Parent: It’s important to earn trust before communication can be successful. Our families are often full of mistrust and that’s a problem.
Child: we kids need to be loved by our parents before we can talk openly to them. Our parents often don’t show love towards us. That’s why we usually talk about important issues with our friends instead of our parents.

What has been the benefit from this project:
Child: I haven’t talked with my parent in a long time, until today. I have hope that this is the beginning of building a relationship with them and having unity in the family”

Other comments:
Child: “The training we get here looks small, but it has been so important for our human life”

Parent: One parent made the connection between our “Challenge course” (what we call the journey of life) and that falling off the challenge course is like making a big mistake in life. This doesn’t that you children should give up. These are learning experiences that can help you succeed in your future.

And I probably shouldn’t post this one, but this guy’s response gave the whole group a good laugh, He said “Some people peed a little bit at the top of the leap of faith—this shows both the challenges that come in life and also the ability to overcome.”
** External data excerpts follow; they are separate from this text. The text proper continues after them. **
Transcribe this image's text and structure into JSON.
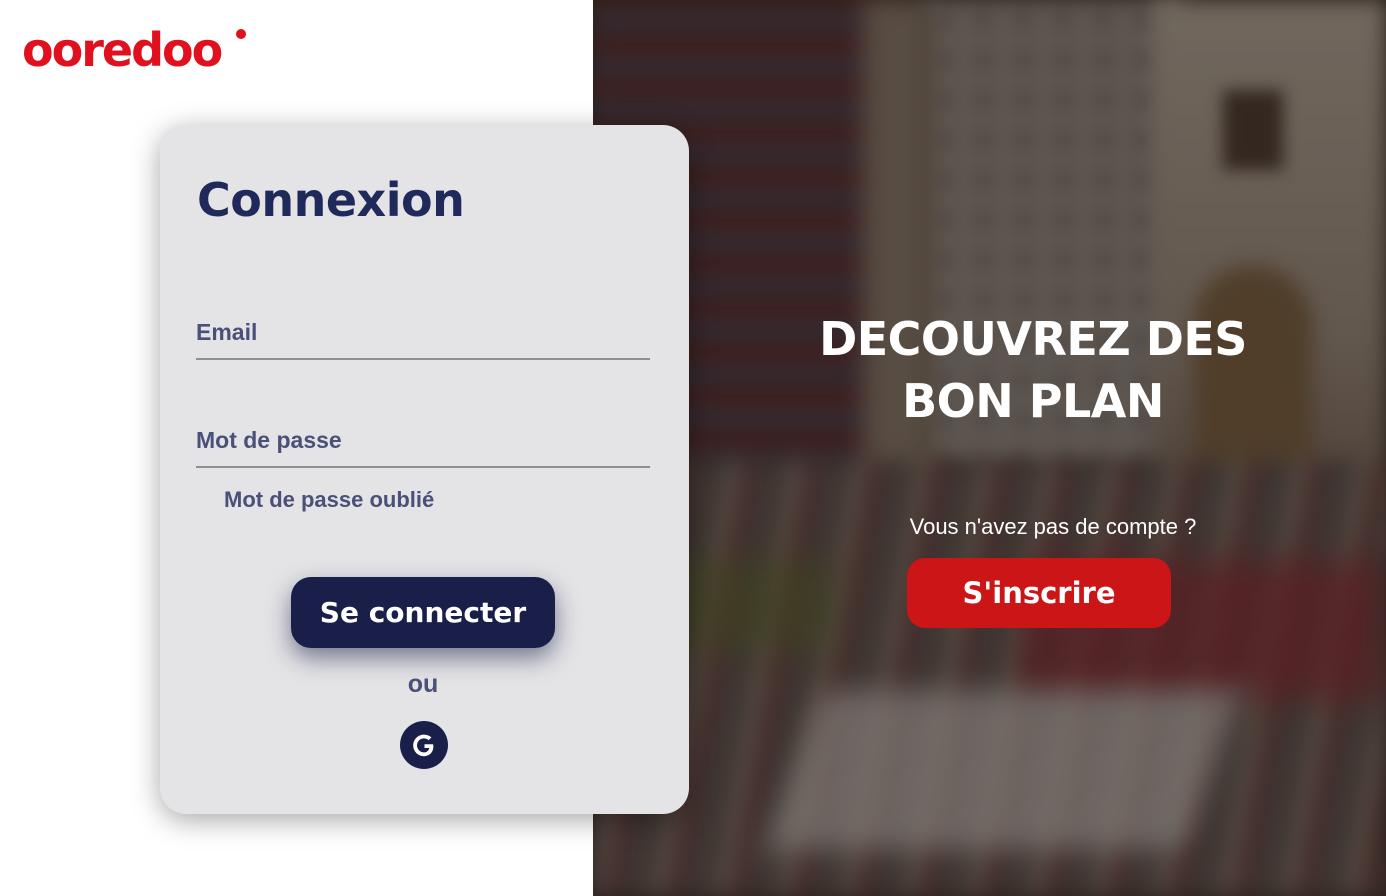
{
  "brand": {
    "name": "ooredoo",
    "color": "#e0101e"
  },
  "login": {
    "title": "Connexion",
    "email_placeholder": "Email",
    "password_placeholder": "Mot de passe",
    "forgot_password": "Mot de passe oublié",
    "submit_label": "Se connecter",
    "or_label": "ou",
    "google_icon": "google-icon",
    "primary_color": "#1a1f4a"
  },
  "hero": {
    "headline_line1": "DECOUVREZ DES",
    "headline_line2": "BON PLAN",
    "no_account_text": "Vous n'avez pas de compte ?",
    "signup_label": "S'inscrire",
    "signup_color": "#cc1517"
  }
}
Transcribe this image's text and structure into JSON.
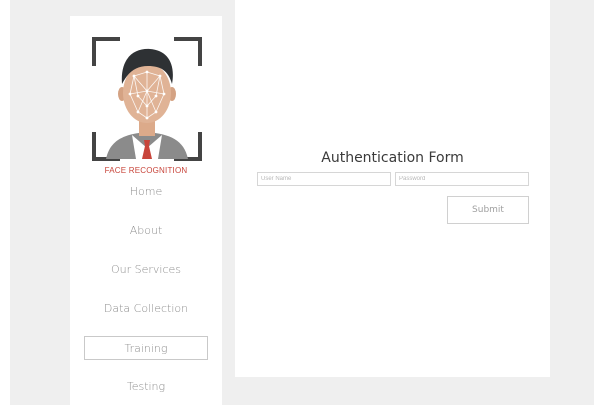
{
  "sidebar": {
    "brand": "FACE RECOGNITION",
    "logo_icon": "face-recognition-logo",
    "items": [
      {
        "label": "Home"
      },
      {
        "label": "About"
      },
      {
        "label": "Our Services"
      },
      {
        "label": "Data Collection"
      },
      {
        "label": "Training",
        "active": true
      },
      {
        "label": "Testing"
      }
    ]
  },
  "form": {
    "title": "Authentication Form",
    "username": {
      "placeholder": "User Name",
      "value": ""
    },
    "password": {
      "placeholder": "Password",
      "value": ""
    },
    "submit_label": "Submit"
  },
  "colors": {
    "background": "#efefef",
    "panel": "#ffffff",
    "brand_red": "#c8453b",
    "nav_text": "#8c8c8c"
  }
}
Parents made us promise to bring them back–and we agreed. They said that they had made more progress in talking to their children in the one-day program than imaginable.

We Can Reform

22 Aug

I remember asking all of you readers if you believed in the potential for rehabilitation for young people who have committed crimes. Two weeks ago I met with several boys from the Gulu Remand Home (a place where minors stay while awaiting their trial). One of the boys said “People don’t believe that we can reform—but we can, and we do!”   The boys I talked to admitted their crimes.  They showed remorse and explained how they came to committing the crime. They said most people in society think that they are worthless and need to stay behind bars—but many of the boys themselves believe that they can take steps towards amending the wrongs they have done and still live a normal life. We want to fan their resilient attitudes.

 

 

 

 

TRP has hosted the Remand Home children in the forest in the past, but we’re moving into a long-term relationship with them in bringing the boys and girls to TRP for an ongoing series of 6 trainings. Themes for the day programs include: decision-making, leadership and peer pressure, psychosocial support, family sessions, and vision-casting among others.  At the same time, we are offering a weekly sports outreach (in partnership with UNICEF) and hope to begin giving them opportunities to learn the trade of building a “kitchen garden” (small vegetable garden) and raring poultry.  These activities will keep them active while learning a practical skill which they can use upon returning home.  The final aspect of our program will create time and space for parents and family members to talk to children about ways of staying out of trouble and cultivate healthy family patterns.

 

 

 

 

Outside of weekly literacy and numeracy classes, there are no planned activities for the children at the Home.  Bringing them to the ropes course and having weekly sports training camps allows them engage in meaningful physical activity. One boy said “we usually sit here and play cards, but your forest is a place that all of the children here should experience—it is a place that we never expected we would go.”